Using the sample data below, I would like to get the total number of users who own at least 2 phones on a histogram.
Let me explain with a simple example:
Create mappings
PUT sales
{
"settings": {
"number_of_shards": 5,
"number_of_replicas": 1
},
"mappings": {
"transactions": {
"properties": {
"username": {
"type": "keyword"
},
"phone": {
"type": "keyword"
},
"createdOn": {
"type": "date",
"format": "yyyy-MM-dd HH:mm:ss"
}
}
}
}
}
Sample Data:
POST /sales/transactions/_bulk
{ "index":{} }
{"username": "john","phone": "iPhone 5","createdOn": "2018-01-01 11:20:39"}
{ "index":{} }
{"username": "john","phone": "Samsung S4","createdOn": "2018-01-02 11:20:39"}
{ "index":{} }
{"username": "eve","phone": "iPhone X","createdOn": "2018-01-01 11:20:39"}
{ "index":{} }
{"username": "mary","phone": "iPhone 6","createdOn": "2018-01-03 11:20:39"}
{ "index":{} }
{"username": "joe","phone": "iPhone 7","createdOn": "2018-01-05 11:20:39"}
{ "index":{} }
{"username": "luke","phone": "iPhone 8","createdOn": "2018-01-07 11:20:39"}
{ "index":{} }
{"username": "aladin","phone": "Samsung S5","createdOn": "2018-01-08 11:20:39"}
{ "index":{} }
{"username": "aladin","phone": "Samsung S8","createdOn": "2018-01-08 11:20:39"}
We can get a list of users who own at least 2 phones by running the following query:
GET /sales/transactions/_search
{
"size": 0,
"query": { "match_all": {} },
"aggs": {
"rich_users_over_time": {
"date_histogram": {
"field": "createdOn",
"interval": "month",
"format": "yyyy-MM",
"min_doc_count": 1,
"time_zone": "UTC"
},
"aggs": {
"user": {
"terms": {
"size": 10,
"field": "username",
"min_doc_count": 2
}
}
}
}
}
}
Result:
"rich_users_over_time": {
"buckets": [
{
"key_as_string": "2018-01",
"key": 1514764800000,
"doc_count": 8,
"user": {
"doc_count_error_upper_bound": 0,
"sum_other_doc_count": 0,
"buckets": [
{
"key": "aladin",
"doc_count": 2
},
{
"key": "john",
"doc_count": 2
}
]
}
}
]
}
}
I want the total count of users and not the list of each user.

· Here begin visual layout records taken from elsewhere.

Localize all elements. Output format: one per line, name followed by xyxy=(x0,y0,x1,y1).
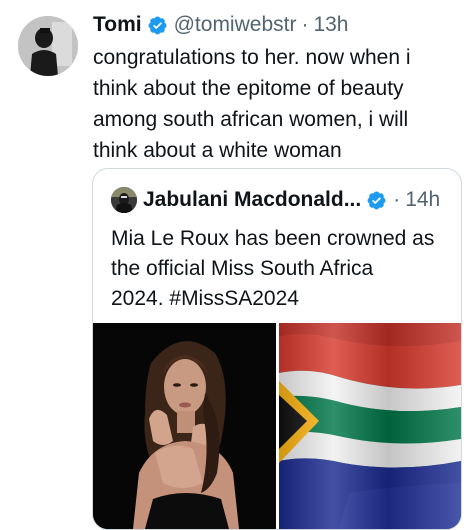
tweet[interactable]: Tomi @tomiwebstr · 13h congratulations t… xyxy=(0,0,474,530)
south-africa-flag-photo[interactable] xyxy=(279,323,461,529)
quoted-tweet-media xyxy=(93,323,461,529)
quoted-tweet[interactable]: Jabulani Macdonald... · 14h Mia Le Roux … xyxy=(92,168,462,530)
author-name[interactable]: Tomi xyxy=(93,13,142,37)
quoted-tweet-timestamp[interactable]: 14h xyxy=(405,188,440,212)
quoted-avatar-photo xyxy=(111,187,137,213)
verified-badge-icon xyxy=(148,16,167,34)
tweet-text: congratulations to her. now when i think… xyxy=(93,46,411,162)
flag-image xyxy=(279,323,461,529)
quoted-tweet-text: Mia Le Roux has been crowned as the offi… xyxy=(111,227,435,310)
quoted-author-avatar[interactable] xyxy=(111,187,137,213)
tweet-timestamp[interactable]: 13h xyxy=(313,13,348,37)
quoted-author-name[interactable]: Jabulani Macdonald... xyxy=(143,188,361,212)
author-handle[interactable]: @tomiwebstr xyxy=(174,13,297,37)
tweet-header: Tomi @tomiwebstr · 13h xyxy=(93,10,349,40)
portrait-image xyxy=(93,323,276,529)
woman-portrait-photo[interactable] xyxy=(93,323,276,529)
author-avatar[interactable] xyxy=(18,16,78,76)
quoted-tweet-header: Jabulani Macdonald... · 14h xyxy=(111,185,440,215)
quoted-header-separator: · xyxy=(393,188,401,211)
verified-badge-icon xyxy=(367,191,386,209)
header-separator: · xyxy=(301,13,309,36)
avatar-photo xyxy=(18,16,78,76)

I need something like this:
"aggregations": {
"rich_users_over_time": {
"buckets": [
{
"key_as_string": "2018-01",
"key": 1514764800000,
"doc_count": 4,
"types_count": {
"value": 2 <====== 2 users owning atleast 2 phones
}
}
]
}
}
While I could just iterate over the number of items in the bucket to get the total count, this is not a viable solution as I have thousands of terms in the bucket.
I have looked into using cardinality but that does not seem to solve the problem. I have a min_doc_count
in my query that needs to match at least 2 docs.
Any help will be highly appreciated.